Figure 4. Development of a novel UPS substrate based on the β-Catenin degron.

(A) Sequence of the degron-based substrate containing four essential components: the β-Catenin degron (red), an ubiquitination site lysine (yellow), amino acid spacing sequences to prevent steric hindrance (blue), and a fluorescein tag for detection (green). The bold serines are phosphorylated. (B) Time-dependent ubiquitination of the degron-based substrate using either ubiquitin (lanes 2–5) or methylated ubiquitin (lanes 6–9). Lane 1 contains unmodified substrate (∼3.1 kDa). All bands were detected using a Typhon Imager (GE Healthcare Life Sciences) to visualize the 5,6 carboxyfluorescein tag. Numbers to the left of the gel correspond to the apparent molecular weight (in kDa) determined by the known Benchmark fluorescent protein standard (Invitrogen). (C) Verification of substrate ubiquitination using TUBES to selectively pull down ubiquitinated substrate at the indicated times. Assay samples were incubated with methylated ubiquitin. Suspected mono-, di-, tri-, and tetra-ubiquitinated substrates are labeled accordingly. (D) Iterative approach to identify the importance of proximity and location of ubiquitination site lysine on substrate ubiquitination.
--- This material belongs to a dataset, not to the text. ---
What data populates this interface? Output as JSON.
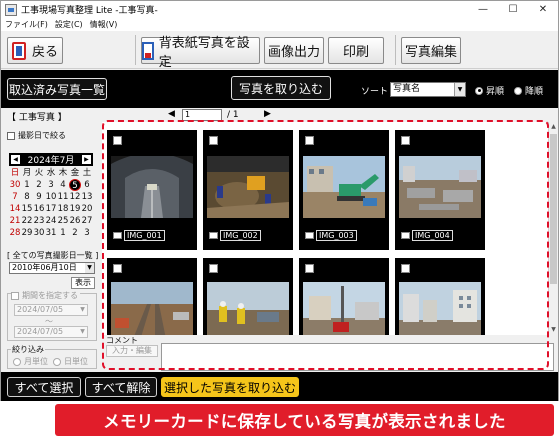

All samples were incubated in the in vitro ubiquitination assay for 2 hours with methylated ubiquitin prior to pull down with TUBES. (E) Two degron-based substrates, containing a single C-terminal ubiquitination site lysine, were incubated in the in vitro ubiquitination assay, along with TUBES pull down, under the following conditions: methylated ubiquitin (lane 1,5), ubiquitin (lane 2,6), no exogenous MeUb or Ub (lane 3,7) or control-agarose beads instead of the agarose-TUBES (lane 4). Mono-, di-, tri, and tetra-ubiquitinated species are labeled accordingly.